Genの思いつ記(Gen建築設計所)

人はいろいろであります。いろいろな日常を思いつくままに記録していく建築設計事務所のブログです。

住まい体験 その1

2008年09月10日 | ブログ

突然ですが、たまには住まいのことを書いてみようと思う。

 

ボクの設計する住宅というのは大きなワンルーム的な空間があり、それを軸に必要な諸室を付け加えているプランが多い。キッチンもリビングもダイニングもつながっていて、そこに水廻り等がついている。
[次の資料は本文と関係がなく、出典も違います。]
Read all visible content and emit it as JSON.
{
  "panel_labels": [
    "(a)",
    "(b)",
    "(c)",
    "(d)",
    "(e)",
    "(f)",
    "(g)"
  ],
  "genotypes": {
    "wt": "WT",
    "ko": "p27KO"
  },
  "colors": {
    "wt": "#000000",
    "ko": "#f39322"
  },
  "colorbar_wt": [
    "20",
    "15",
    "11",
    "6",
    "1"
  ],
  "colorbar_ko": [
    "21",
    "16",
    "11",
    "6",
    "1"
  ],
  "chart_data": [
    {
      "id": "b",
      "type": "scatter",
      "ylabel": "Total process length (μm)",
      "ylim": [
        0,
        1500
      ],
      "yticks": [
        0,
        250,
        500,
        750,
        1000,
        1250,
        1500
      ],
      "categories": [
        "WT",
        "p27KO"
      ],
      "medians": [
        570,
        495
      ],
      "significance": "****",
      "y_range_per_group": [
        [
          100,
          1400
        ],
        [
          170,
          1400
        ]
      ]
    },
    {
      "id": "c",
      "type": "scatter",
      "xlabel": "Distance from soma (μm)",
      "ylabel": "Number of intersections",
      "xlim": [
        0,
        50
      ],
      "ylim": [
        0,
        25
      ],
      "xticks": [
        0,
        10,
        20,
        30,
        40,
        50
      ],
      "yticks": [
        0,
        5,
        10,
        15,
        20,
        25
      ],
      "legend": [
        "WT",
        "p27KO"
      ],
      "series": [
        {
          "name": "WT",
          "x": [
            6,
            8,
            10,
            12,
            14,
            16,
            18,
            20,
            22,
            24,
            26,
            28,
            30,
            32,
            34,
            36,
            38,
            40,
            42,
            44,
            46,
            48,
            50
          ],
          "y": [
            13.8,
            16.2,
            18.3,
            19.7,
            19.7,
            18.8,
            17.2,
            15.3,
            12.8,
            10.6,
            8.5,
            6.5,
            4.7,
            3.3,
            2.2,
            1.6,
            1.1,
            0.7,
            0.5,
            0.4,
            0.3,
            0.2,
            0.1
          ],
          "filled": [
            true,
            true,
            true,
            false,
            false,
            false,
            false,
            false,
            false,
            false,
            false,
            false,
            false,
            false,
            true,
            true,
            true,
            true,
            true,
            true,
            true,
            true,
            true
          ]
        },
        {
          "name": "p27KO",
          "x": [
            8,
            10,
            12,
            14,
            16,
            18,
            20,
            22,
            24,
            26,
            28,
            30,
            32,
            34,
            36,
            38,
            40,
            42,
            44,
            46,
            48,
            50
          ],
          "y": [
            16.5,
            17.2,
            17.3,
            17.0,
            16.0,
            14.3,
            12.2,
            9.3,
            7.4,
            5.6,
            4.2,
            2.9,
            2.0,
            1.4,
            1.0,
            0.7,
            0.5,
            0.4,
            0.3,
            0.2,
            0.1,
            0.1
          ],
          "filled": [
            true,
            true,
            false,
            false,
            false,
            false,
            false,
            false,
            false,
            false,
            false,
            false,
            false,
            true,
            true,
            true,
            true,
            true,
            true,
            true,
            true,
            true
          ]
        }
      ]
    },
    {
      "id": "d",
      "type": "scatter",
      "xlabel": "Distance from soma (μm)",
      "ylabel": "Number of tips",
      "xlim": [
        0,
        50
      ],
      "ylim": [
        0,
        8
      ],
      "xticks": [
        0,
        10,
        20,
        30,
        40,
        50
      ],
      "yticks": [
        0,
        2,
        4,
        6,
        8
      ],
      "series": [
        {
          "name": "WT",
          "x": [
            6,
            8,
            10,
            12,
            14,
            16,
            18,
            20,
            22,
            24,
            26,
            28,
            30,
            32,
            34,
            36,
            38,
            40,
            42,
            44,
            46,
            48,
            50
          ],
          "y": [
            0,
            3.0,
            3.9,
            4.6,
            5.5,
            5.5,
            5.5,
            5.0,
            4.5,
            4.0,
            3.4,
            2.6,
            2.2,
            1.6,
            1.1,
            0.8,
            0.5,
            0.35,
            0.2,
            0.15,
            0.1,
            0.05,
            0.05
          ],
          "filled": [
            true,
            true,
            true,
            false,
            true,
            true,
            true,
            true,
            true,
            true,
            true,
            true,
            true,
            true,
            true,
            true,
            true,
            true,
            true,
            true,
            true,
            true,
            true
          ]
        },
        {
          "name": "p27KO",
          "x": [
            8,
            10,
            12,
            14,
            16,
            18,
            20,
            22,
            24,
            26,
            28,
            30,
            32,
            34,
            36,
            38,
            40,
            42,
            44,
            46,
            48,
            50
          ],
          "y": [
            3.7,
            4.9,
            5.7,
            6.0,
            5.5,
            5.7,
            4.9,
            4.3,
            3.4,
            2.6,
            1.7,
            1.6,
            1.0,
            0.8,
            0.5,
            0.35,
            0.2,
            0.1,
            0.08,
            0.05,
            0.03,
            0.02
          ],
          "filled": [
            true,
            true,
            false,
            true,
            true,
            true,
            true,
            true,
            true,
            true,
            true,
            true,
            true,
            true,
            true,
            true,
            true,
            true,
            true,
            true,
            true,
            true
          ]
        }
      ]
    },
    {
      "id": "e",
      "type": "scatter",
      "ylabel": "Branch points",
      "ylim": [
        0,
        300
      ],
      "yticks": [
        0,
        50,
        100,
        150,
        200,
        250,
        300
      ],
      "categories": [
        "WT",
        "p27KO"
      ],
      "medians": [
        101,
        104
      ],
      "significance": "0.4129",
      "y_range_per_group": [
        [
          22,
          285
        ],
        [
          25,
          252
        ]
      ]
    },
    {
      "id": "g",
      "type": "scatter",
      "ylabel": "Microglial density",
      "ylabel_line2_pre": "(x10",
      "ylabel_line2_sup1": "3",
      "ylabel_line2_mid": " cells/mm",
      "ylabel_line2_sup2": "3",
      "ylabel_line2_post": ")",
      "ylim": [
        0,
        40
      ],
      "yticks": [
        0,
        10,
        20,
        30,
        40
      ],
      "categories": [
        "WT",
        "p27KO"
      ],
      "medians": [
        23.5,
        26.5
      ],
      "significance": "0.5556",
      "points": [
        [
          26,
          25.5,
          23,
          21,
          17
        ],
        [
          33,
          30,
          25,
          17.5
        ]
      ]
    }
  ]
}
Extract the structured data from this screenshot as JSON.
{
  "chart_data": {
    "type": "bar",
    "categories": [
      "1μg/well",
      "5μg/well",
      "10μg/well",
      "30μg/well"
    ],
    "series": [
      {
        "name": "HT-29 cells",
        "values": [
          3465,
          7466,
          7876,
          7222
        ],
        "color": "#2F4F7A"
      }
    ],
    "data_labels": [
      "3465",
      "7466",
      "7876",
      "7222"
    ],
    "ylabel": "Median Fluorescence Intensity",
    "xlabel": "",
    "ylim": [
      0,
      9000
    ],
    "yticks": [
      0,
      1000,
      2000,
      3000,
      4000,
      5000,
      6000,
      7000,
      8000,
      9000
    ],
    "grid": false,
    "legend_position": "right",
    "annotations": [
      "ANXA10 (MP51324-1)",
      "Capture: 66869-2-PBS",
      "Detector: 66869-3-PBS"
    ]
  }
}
時には個室はコーナー的な要素が多く、いわゆるn+LDK(nが部屋の数)なんて形で表現すると部屋の数が少なく、それを聞いた人は首をかしげることもあるようだ。

 

まあ、そうなるのも自分の住まい経験などが影響しているように思えるので、少し書き綴ってみたい。

 

今回は、物心ついた頃に住んでいた住宅のこと。小学校4年生くらいまでいわゆる長屋住宅というところに住んでいた。会社の借家である。会社といっても友禅の工場で、住んでいるのは皆、京友禅の職人である。ここは、いろんな意味で今では見られないような形態の住宅であった。

 

道路に面しているのは、2棟。その間に大きな屋根付の空間。そこは自転車置場をかねた、いいようにいえば、エントランスホールである。その奥には道路に面している住宅の2列とその間に1列の住宅が並んでいた。3列の住宅の配列で、その間の路地巾は記憶が定かではないが、たぶん1間(約1.8メートル)くらいだったであろう。そこに各家の洗濯機置場があり、奥のほうの住宅へはその洗濯機が並んでいる路地(屋根付)を通るのである。

 

真中の列の住宅は途中で抜けていて路地はぐるりと一周できるようになっている。一方の列の住宅の奥の方には、共同便所があり、もちろんその時代なので汲み取り式便所である。住宅を結ぶ路地及びに共同便所は裸電球の照明器具がついており、家から便所に行くにはその裸電球のある路地を通らないといけない。

 

路地の夜は静寂で、また裸電球の目に射すような光が印象的で夜中に便所に行くのはとても勇気のいることであった。あまりの恐さに走って便所に行った記憶がある。裸電球には虫がたくさん集まっていた。

 

こうやって書くととても陰湿で暗いイメージなのだが、ここの住民はとても明るかった。それは集合住宅として快適に過ごす要素の一つである、信頼関係というものが出来上がっていたからである。集まって住むことの楽しさを皆がわかっていたように思う。

 

もっと書きたいことはたくさんあるのだが、長くなるので この辺でやめておきます。住宅の中のプランの話、住まい方の話、いろいろあった事件の話、昔はいた近所の恐いおばちゃんの話などなど、あるのですが・・・。これはシリーズとして続けていきます。